Algérie - 01- Indépendance

Ils rêvaient d’une Algérie indépendante et juste: Moudjahidine, est-ce cette Algérie-là que vous vouliez?



Ils rêvaient d’une Algérie indépendante et juste:  Moudjahidine, est-ce cette Algérie-là que vous vouliez?




Dans les maquis, les geôles ou les bureaux de la Fédération de France, les moudjahidine engagés dans la lutte pour la libération du pays caressaient des rêves de justice. Beaucoup verront leur credo se briser sur le principe de réalité.

On appellera cela, au choix, une désillusion ou un énorme gâchis.
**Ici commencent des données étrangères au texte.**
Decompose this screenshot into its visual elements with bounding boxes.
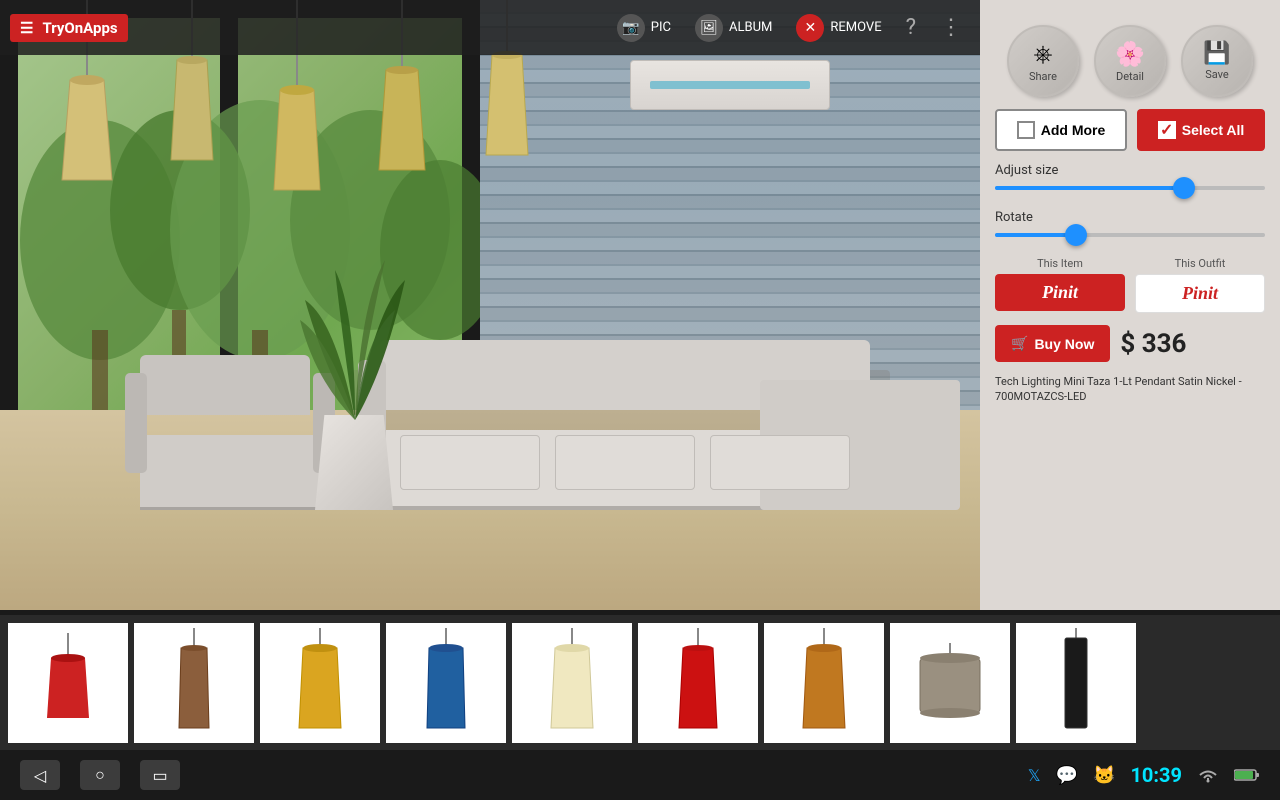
price-display: $ 336	[1120, 329, 1186, 359]
thumb-pendant-5	[545, 628, 600, 738]
save-button[interactable]: 💾 Save	[1181, 25, 1253, 97]
status-icons: 𝕏 💬 🐱 10:39	[1028, 763, 1260, 787]
app-logo[interactable]: ☰ TryOnApps	[10, 14, 128, 42]
select-all-checkbox: ✓	[1158, 121, 1176, 139]
remove-button[interactable]: ✕ REMOVE	[788, 10, 889, 46]
selection-buttons: Add More ✓ Select All	[995, 109, 1265, 151]
help-button[interactable]: ?	[898, 15, 924, 40]
user-icon[interactable]: 🐱	[1093, 765, 1115, 786]
thumbnail-6[interactable]	[638, 623, 758, 743]
thumb-pendant-6	[671, 628, 726, 738]
pin-section: This Item Pinit This Outfit Pinit	[995, 257, 1265, 313]
app-name: TryOnApps	[42, 19, 117, 37]
share-button[interactable]: ⎈ Share	[1007, 25, 1079, 97]
save-icon: 💾	[1203, 41, 1230, 66]
this-item-pin-button[interactable]: Pinit	[995, 274, 1125, 311]
wifi-icon	[1197, 766, 1219, 784]
rotate-label: Rotate	[995, 210, 1265, 225]
plant-leaves	[295, 220, 415, 420]
main-scene: ☰ TryOnApps 📷 PIC 🖼 ALBUM ✕ REMOVE ? ⋮	[0, 0, 980, 610]
home-button[interactable]: ○	[80, 760, 120, 790]
adjust-size-label: Adjust size	[995, 163, 1265, 178]
status-time: 10:39	[1130, 763, 1182, 787]
thumbnail-7[interactable]	[764, 623, 884, 743]
thumb-pendant-3	[293, 628, 348, 738]
thumbnail-strip	[0, 615, 1280, 750]
album-button[interactable]: 🖼 ALBUM	[687, 10, 780, 46]
pinit-this-outfit: Pinit	[1182, 283, 1218, 304]
album-icon: 🖼	[695, 14, 723, 42]
plant	[315, 415, 393, 510]
detail-label: Detail	[1116, 70, 1144, 83]
this-item-label: This Item	[1037, 257, 1083, 270]
action-row: ⎈ Share 🌸 Detail 💾 Save	[995, 25, 1265, 97]
thumbnail-3[interactable]	[260, 623, 380, 743]
back-button[interactable]: ◁	[20, 760, 60, 790]
buy-now-label: Buy Now	[1034, 336, 1094, 352]
add-more-button[interactable]: Add More	[995, 109, 1127, 151]
this-outfit-pin-button[interactable]: Pinit	[1135, 274, 1265, 313]
rotate-slider[interactable]	[995, 225, 1265, 245]
select-all-label: Select All	[1182, 122, 1245, 138]
status-bar: ◁ ○ ▭ 𝕏 💬 🐱 10:39	[0, 750, 1280, 800]
thumbnail-8[interactable]	[890, 623, 1010, 743]
thumb-pendant-9	[1059, 628, 1094, 738]
thumbnail-1[interactable]	[8, 623, 128, 743]
thumb-pendant-1	[43, 633, 93, 733]
save-label: Save	[1205, 68, 1229, 81]
thumbnail-5[interactable]	[512, 623, 632, 743]
thumb-pendant-8	[915, 643, 985, 723]
thumbnail-4[interactable]	[386, 623, 506, 743]
adjust-size-thumb[interactable]	[1173, 177, 1195, 199]
detail-icon: 🌸	[1115, 40, 1145, 68]
sofa	[380, 340, 940, 510]
thumbnail-2[interactable]	[134, 623, 254, 743]
thumbnail-9[interactable]	[1016, 623, 1136, 743]
chat-icon[interactable]: 💬	[1056, 765, 1078, 786]
album-label: ALBUM	[729, 20, 772, 35]
adjust-size-fill	[995, 186, 1184, 190]
thumb-pendant-4	[419, 628, 474, 738]
rotate-section: Rotate	[995, 210, 1265, 245]
pic-label: PIC	[651, 20, 671, 35]
rotate-thumb[interactable]	[1065, 224, 1087, 246]
add-more-label: Add More	[1041, 122, 1106, 138]
detail-button[interactable]: 🌸 Detail	[1094, 25, 1166, 97]
twitter-icon[interactable]: 𝕏	[1028, 766, 1041, 785]
camera-icon: 📷	[617, 14, 645, 42]
this-outfit-col: This Outfit Pinit	[1135, 257, 1265, 313]
this-outfit-label: This Outfit	[1175, 257, 1226, 270]
buy-section: 🛒 Buy Now $ 336	[995, 325, 1265, 362]
ac-unit	[630, 60, 830, 110]
product-name: Tech Lighting Mini Taza 1-Lt Pendant Sat…	[995, 374, 1265, 405]
right-controls-panel: ⎈ Share 🌸 Detail 💾 Save Add More ✓ Selec…	[980, 0, 1280, 610]
pic-button[interactable]: 📷 PIC	[609, 10, 679, 46]
buy-now-button[interactable]: 🛒 Buy Now	[995, 325, 1110, 362]
select-all-button[interactable]: ✓ Select All	[1137, 109, 1265, 151]
cart-icon: 🛒	[1011, 335, 1028, 352]
hamburger-icon[interactable]: ☰	[20, 19, 33, 37]
battery-icon	[1234, 768, 1260, 782]
recents-button[interactable]: ▭	[140, 760, 180, 790]
thumb-pendant-2	[169, 628, 219, 738]
more-options-button[interactable]: ⋮	[932, 15, 970, 40]
adjust-size-section: Adjust size	[995, 163, 1265, 198]
this-item-col: This Item Pinit	[995, 257, 1125, 313]
share-icon: ⎈	[1033, 40, 1052, 68]
remove-icon: ✕	[796, 14, 824, 42]
rotate-fill	[995, 233, 1076, 237]
add-more-checkbox	[1017, 121, 1035, 139]
adjust-size-slider[interactable]	[995, 178, 1265, 198]
thumb-pendant-7	[797, 628, 852, 738]
adjust-size-track	[995, 186, 1265, 190]
pinit-this-item: Pinit	[1042, 282, 1078, 303]
share-label: Share	[1029, 70, 1057, 83]
rotate-track	[995, 233, 1265, 237]
top-toolbar: ☰ TryOnApps 📷 PIC 🖼 ALBUM ✕ REMOVE ? ⋮	[0, 0, 980, 55]
remove-label: REMOVE	[830, 20, 881, 35]
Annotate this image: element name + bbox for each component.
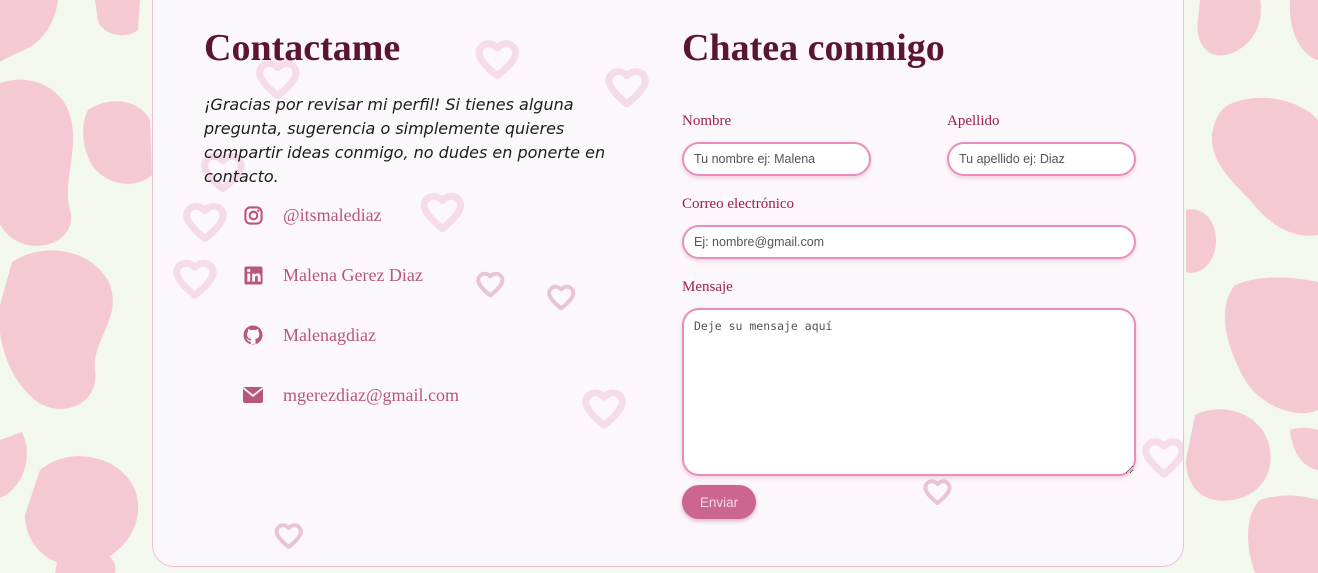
content-card: Contactame ¡Gracias por revisar mi perfi… <box>152 0 1184 567</box>
contact-title: Contactame <box>204 27 401 69</box>
email-link[interactable]: mgerezdiaz@gmail.com <box>243 380 459 410</box>
instagram-icon <box>243 205 263 225</box>
nombre-input[interactable] <box>682 142 871 176</box>
chat-title: Chatea conmigo <box>682 27 945 69</box>
contact-intro: ¡Gracias por revisar mi perfil! Si tiene… <box>204 95 606 186</box>
instagram-link[interactable]: @itsmalediaz <box>243 200 382 230</box>
nombre-label: Nombre <box>682 113 732 129</box>
apellido-label: Apellido <box>947 113 1000 129</box>
linkedin-link[interactable]: Malena Gerez Diaz <box>243 260 423 290</box>
email-address: mgerezdiaz@gmail.com <box>283 384 460 405</box>
linkedin-icon <box>243 265 263 285</box>
enviar-button[interactable]: Enviar <box>682 485 756 519</box>
instagram-handle: @itsmalediaz <box>283 204 382 225</box>
mensaje-textarea[interactable] <box>682 308 1136 476</box>
github-link[interactable]: Malenagdiaz <box>243 320 376 350</box>
envelope-icon <box>243 385 263 405</box>
github-icon <box>243 325 263 345</box>
linkedin-name: Malena Gerez Diaz <box>283 264 423 285</box>
mensaje-label: Mensaje <box>682 279 733 295</box>
github-username: Malenagdiaz <box>283 324 376 345</box>
correo-label: Correo electrónico <box>682 196 795 212</box>
apellido-input[interactable] <box>947 142 1136 176</box>
correo-input[interactable] <box>682 225 1136 259</box>
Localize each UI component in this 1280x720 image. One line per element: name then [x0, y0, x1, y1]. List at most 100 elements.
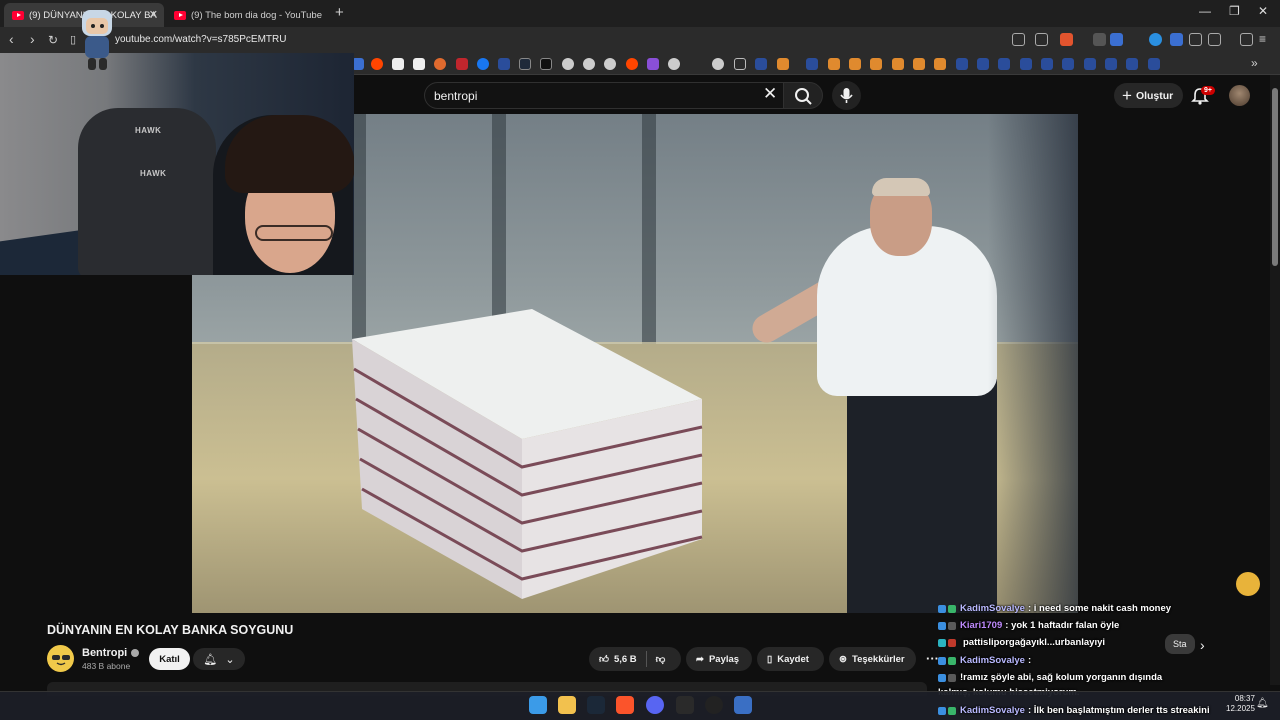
steam-icon[interactable]	[755, 58, 767, 70]
bookmark-icon[interactable]	[892, 58, 904, 70]
sidebar-icon[interactable]	[1208, 33, 1221, 46]
bookmark-icon[interactable]	[456, 58, 468, 70]
channel-avatar[interactable]	[47, 645, 74, 672]
like-count[interactable]: 5,6 B	[614, 654, 637, 665]
bookmark-icon[interactable]	[828, 58, 840, 70]
brave-taskbar-icon[interactable]	[616, 696, 634, 714]
subscription-bell-button[interactable]: 🔔︎ ⌄	[193, 648, 245, 670]
reload-icon[interactable]: ↻	[48, 33, 58, 47]
bookmark-icon[interactable]	[870, 58, 882, 70]
reddit-icon[interactable]	[626, 58, 638, 70]
chat-message: !ramız şöyle abi, sağ kolum yorganın dış…	[938, 672, 1162, 683]
bookmark-icon[interactable]	[413, 58, 425, 70]
chip-filter[interactable]: Sta	[1165, 634, 1195, 654]
channel-name-row[interactable]: Bentropi	[82, 647, 140, 659]
save-button[interactable]: ▯ Kaydet	[757, 647, 824, 671]
address-bar[interactable]: youtube.com/watch?v=s785PcEMTRU	[115, 34, 286, 45]
share-button[interactable]: ➦ Paylaş	[686, 647, 752, 671]
badge-icon	[938, 706, 946, 715]
extension-icon[interactable]	[1170, 33, 1183, 46]
bookmark-icon[interactable]	[777, 58, 789, 70]
steam-icon[interactable]	[956, 58, 968, 70]
bookmark-icon[interactable]	[849, 58, 861, 70]
bookmark-icon[interactable]	[540, 58, 552, 70]
close-window-button[interactable]: ✕	[1258, 4, 1268, 18]
clock-time: 08:37	[1234, 694, 1255, 703]
close-tab-icon[interactable]: ✕	[149, 8, 158, 21]
steam-icon[interactable]	[806, 58, 818, 70]
screen-cast-icon[interactable]	[1012, 33, 1025, 46]
steam-taskbar-icon[interactable]	[587, 696, 605, 714]
new-tab-button[interactable]: +	[335, 4, 344, 21]
search-button[interactable]	[783, 82, 823, 109]
restore-button[interactable]: ❐	[1229, 4, 1240, 18]
bookmark-icon[interactable]	[562, 58, 574, 70]
chat-message: Kiari1709 : yok 1 haftadır falan öyle	[938, 620, 1119, 631]
steam-icon[interactable]	[998, 58, 1010, 70]
bookmark-icon[interactable]	[477, 58, 489, 70]
search-icon	[795, 88, 812, 105]
media-icon[interactable]	[1240, 33, 1253, 46]
minimize-button[interactable]: —	[1199, 4, 1211, 18]
account-avatar[interactable]	[1229, 85, 1250, 106]
bookmark-icon[interactable]	[647, 58, 659, 70]
tab-inactive[interactable]: (9) The bom dia dog - YouTube	[166, 3, 326, 27]
chat-text: i need some nakit cash money	[1033, 603, 1172, 614]
bookmark-icon[interactable]	[668, 58, 680, 70]
search-input[interactable]	[424, 82, 784, 109]
windows-start-icon[interactable]	[529, 696, 547, 714]
bookmark-icon[interactable]	[392, 58, 404, 70]
app-taskbar-icon[interactable]	[705, 696, 723, 714]
channel-name[interactable]: Bentropi	[82, 647, 127, 659]
file-explorer-icon[interactable]	[558, 696, 576, 714]
folder-icon[interactable]	[734, 58, 746, 70]
badge-icon	[948, 604, 956, 613]
steam-icon[interactable]	[1020, 58, 1032, 70]
forward-icon[interactable]: ›	[30, 31, 35, 47]
steam-icon[interactable]	[1084, 58, 1096, 70]
save-label: Kaydet	[777, 653, 809, 665]
steam-icon[interactable]	[1105, 58, 1117, 70]
bookmark-icon[interactable]	[712, 58, 724, 70]
bookmark-icon[interactable]	[934, 58, 946, 70]
join-button[interactable]: Katıl	[149, 648, 190, 670]
bell-icon: 🔔︎	[203, 653, 218, 666]
bookmark-icon[interactable]	[604, 58, 616, 70]
extension-icon[interactable]	[1093, 33, 1106, 46]
thumbs-up-icon[interactable]: 👍︎	[599, 653, 609, 665]
bookmark-icon[interactable]	[519, 58, 531, 70]
steam-icon[interactable]	[1148, 58, 1160, 70]
steam-icon[interactable]	[1062, 58, 1074, 70]
notification-center-icon[interactable]: 🔔︎	[1256, 698, 1269, 709]
steam-icon[interactable]	[1041, 58, 1053, 70]
scrollbar-thumb[interactable]	[1272, 88, 1278, 266]
brave-shield-icon[interactable]	[1060, 33, 1073, 46]
app-taskbar-icon[interactable]	[676, 696, 694, 714]
tab-inactive-label: (9) The bom dia dog - YouTube	[191, 9, 322, 21]
reddit-icon[interactable]	[371, 58, 383, 70]
system-clock[interactable]: 08:37 12.2025	[1226, 694, 1255, 714]
create-button[interactable]: + Oluştur	[1114, 83, 1183, 108]
extension-icon[interactable]	[1110, 33, 1123, 46]
steam-icon[interactable]	[977, 58, 989, 70]
voice-search-button[interactable]	[832, 81, 861, 110]
chair-logo: HAWK	[140, 169, 167, 178]
chevron-right-icon[interactable]: ›	[1200, 637, 1205, 653]
back-icon[interactable]: ‹	[9, 31, 14, 47]
chat-badges	[938, 656, 956, 665]
more-bookmarks-icon[interactable]: »	[1251, 56, 1258, 70]
steam-icon[interactable]	[1126, 58, 1138, 70]
bookmark-icon[interactable]	[498, 58, 510, 70]
extensions-puzzle-icon[interactable]	[1189, 33, 1202, 46]
share-icon[interactable]	[1035, 33, 1048, 46]
discord-taskbar-icon[interactable]	[646, 696, 664, 714]
clear-search-icon[interactable]: ✕	[763, 84, 777, 104]
thanks-button[interactable]: ⊛ Teşekkürler	[829, 647, 916, 671]
bookmark-icon[interactable]	[434, 58, 446, 70]
thumbs-down-icon[interactable]: 👎︎	[656, 653, 666, 665]
menu-icon[interactable]: ≡	[1259, 32, 1266, 46]
app-taskbar-icon[interactable]	[734, 696, 752, 714]
bookmark-icon[interactable]	[583, 58, 595, 70]
bookmark-icon[interactable]	[913, 58, 925, 70]
extension-icon[interactable]	[1149, 33, 1162, 46]
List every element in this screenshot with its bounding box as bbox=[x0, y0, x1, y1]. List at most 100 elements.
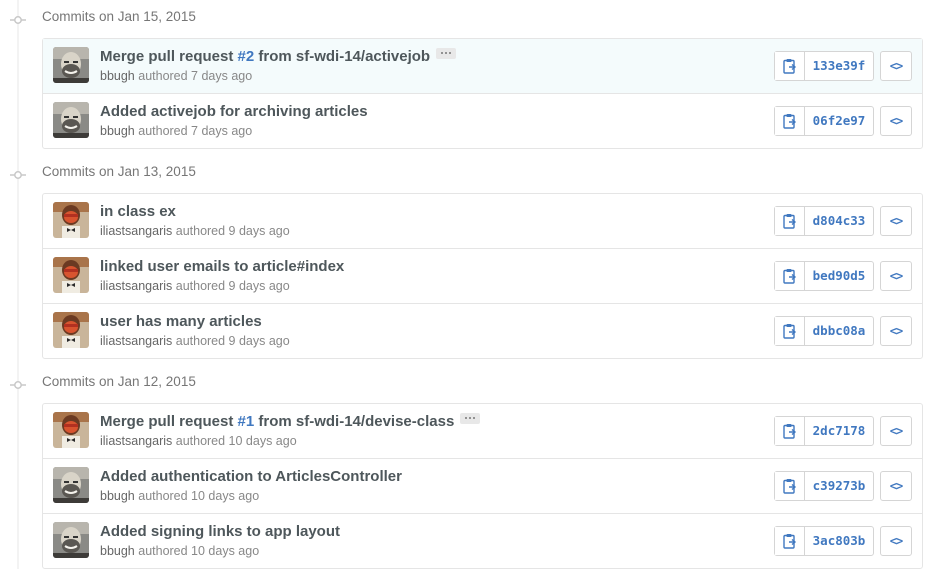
commit-meta: iliastsangaris authored 9 days ago bbox=[100, 279, 290, 293]
commit-time: authored 7 days ago bbox=[134, 124, 253, 138]
code-icon: <> bbox=[889, 59, 903, 73]
sha-button-group: c39273b bbox=[774, 471, 874, 501]
sha-button-group: dbbc08a bbox=[774, 316, 874, 346]
commit-message[interactable]: Merge pull request #1 from sf-wdi-14/dev… bbox=[100, 413, 481, 430]
browse-repository-button[interactable]: <> bbox=[880, 106, 912, 136]
commit-message-suffix: from sf-wdi-14/devise-class bbox=[254, 413, 455, 430]
ellipsis-icon[interactable] bbox=[460, 413, 481, 424]
commit-author[interactable]: iliastsangaris bbox=[100, 434, 172, 448]
commit-author[interactable]: iliastsangaris bbox=[100, 224, 172, 238]
code-icon: <> bbox=[889, 479, 903, 493]
commit-message[interactable]: linked user emails to article#index bbox=[100, 258, 344, 275]
commit-time: authored 7 days ago bbox=[134, 69, 253, 83]
commit-row: in class ex iliastsangaris authored 9 day… bbox=[43, 194, 922, 248]
avatar[interactable] bbox=[53, 312, 89, 348]
sha-button-group: 3ac803b bbox=[774, 526, 874, 556]
commit-list: Merge pull request #2 from sf-wdi-14/act… bbox=[42, 38, 923, 149]
commit-author[interactable]: bbugh bbox=[100, 124, 135, 138]
commit-sha-link[interactable]: 2dc7178 bbox=[805, 417, 873, 445]
sha-button-group: 133e39f bbox=[774, 51, 874, 81]
copy-sha-button[interactable] bbox=[775, 207, 805, 235]
code-icon: <> bbox=[889, 269, 903, 283]
browse-repository-button[interactable]: <> bbox=[880, 261, 912, 291]
code-icon: <> bbox=[889, 214, 903, 228]
commit-author[interactable]: bbugh bbox=[100, 489, 135, 503]
code-icon: <> bbox=[889, 534, 903, 548]
commit-meta: iliastsangaris authored 9 days ago bbox=[100, 334, 290, 348]
commit-sha-link[interactable]: 06f2e97 bbox=[805, 107, 873, 135]
commit-sha-link[interactable]: bed90d5 bbox=[805, 262, 873, 290]
browse-repository-button[interactable]: <> bbox=[880, 206, 912, 236]
commit-meta: bbugh authored 7 days ago bbox=[100, 69, 252, 83]
commit-time: authored 10 days ago bbox=[134, 489, 260, 503]
commit-message[interactable]: user has many articles bbox=[100, 313, 262, 330]
commit-row: Merge pull request #1 from sf-wdi-14/dev… bbox=[43, 404, 922, 458]
pull-request-link[interactable]: #1 bbox=[238, 413, 255, 430]
sha-button-group: 2dc7178 bbox=[774, 416, 874, 446]
avatar[interactable] bbox=[53, 412, 89, 448]
commit-meta: iliastsangaris authored 10 days ago bbox=[100, 434, 297, 448]
commit-group-date: Commits on Jan 13, 2015 bbox=[42, 164, 196, 179]
commit-meta: bbugh authored 7 days ago bbox=[100, 124, 252, 138]
commit-author[interactable]: bbugh bbox=[100, 69, 135, 83]
browse-repository-button[interactable]: <> bbox=[880, 526, 912, 556]
commit-row: Added signing links to app layout bbugh a… bbox=[43, 513, 922, 568]
browse-repository-button[interactable]: <> bbox=[880, 51, 912, 81]
browse-repository-button[interactable]: <> bbox=[880, 471, 912, 501]
copy-sha-button[interactable] bbox=[775, 52, 805, 80]
commit-row: user has many articles iliastsangaris aut… bbox=[43, 303, 922, 358]
commit-message[interactable]: Merge pull request #2 from sf-wdi-14/act… bbox=[100, 48, 457, 65]
copy-sha-button[interactable] bbox=[775, 262, 805, 290]
commit-author[interactable]: bbugh bbox=[100, 544, 135, 558]
pull-request-link[interactable]: #2 bbox=[238, 48, 255, 65]
commit-message[interactable]: Added authentication to ArticlesControll… bbox=[100, 468, 402, 485]
copy-sha-button[interactable] bbox=[775, 107, 805, 135]
code-icon: <> bbox=[889, 324, 903, 338]
ellipsis-icon[interactable] bbox=[436, 48, 457, 59]
commit-sha-link[interactable]: 133e39f bbox=[805, 52, 873, 80]
commit-time: authored 9 days ago bbox=[172, 224, 290, 238]
commit-author[interactable]: iliastsangaris bbox=[100, 334, 172, 348]
commit-sha-link[interactable]: 3ac803b bbox=[805, 527, 873, 555]
copy-sha-button[interactable] bbox=[775, 472, 805, 500]
commit-sha-link[interactable]: c39273b bbox=[805, 472, 873, 500]
commit-message-prefix: Merge pull request bbox=[100, 413, 238, 430]
commit-list: in class ex iliastsangaris authored 9 day… bbox=[42, 193, 923, 359]
commit-message-suffix: from sf-wdi-14/activejob bbox=[254, 48, 431, 65]
avatar[interactable] bbox=[53, 47, 89, 83]
commit-author[interactable]: iliastsangaris bbox=[100, 279, 172, 293]
commit-group-header: Commits on Jan 12, 2015 bbox=[0, 371, 932, 393]
commit-meta: iliastsangaris authored 9 days ago bbox=[100, 224, 290, 238]
avatar[interactable] bbox=[53, 202, 89, 238]
commit-row: Added authentication to ArticlesControll… bbox=[43, 458, 922, 513]
avatar[interactable] bbox=[53, 522, 89, 558]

Lorsque Akila Ouared-Abdelmoumen choisit, en 1957, de rejoindre les éléments du Front de libération nationale, elle goûte pour la première fois à la liberté de «ne pas demander la permission». Comme bon nombre de militants de la cause nationale, elle aspirait à une Algérie indépendante et juste.

«Il y avait des enfants cireurs, des porteurs, des illettrés. Nous portions un rêve de justice, nous voulions nous appeler Algériens et non plus Français musulmans et consacrer ainsi l’égalité des droits entre tous les citoyens et citoyennes.»

«Un rêve de justice»

L’idéal pour lequel elle s’est battue n’a pas encore été atteint, selon elle.

«Bien sûr qu’il y a des acquis, dit-elle, mais il y a aussi une grande désillusion».

Le rêve de justice auquel elle a cru n’a pas encore vu le jour.

«Notre espoir était de voir émerger un Etat de droit. Nous avions des rêves profonds», dit-elle en regrettant que cinquante années après l’indépendance il y ait encore des discriminations envers les femmes, les travailleurs, les jeunes...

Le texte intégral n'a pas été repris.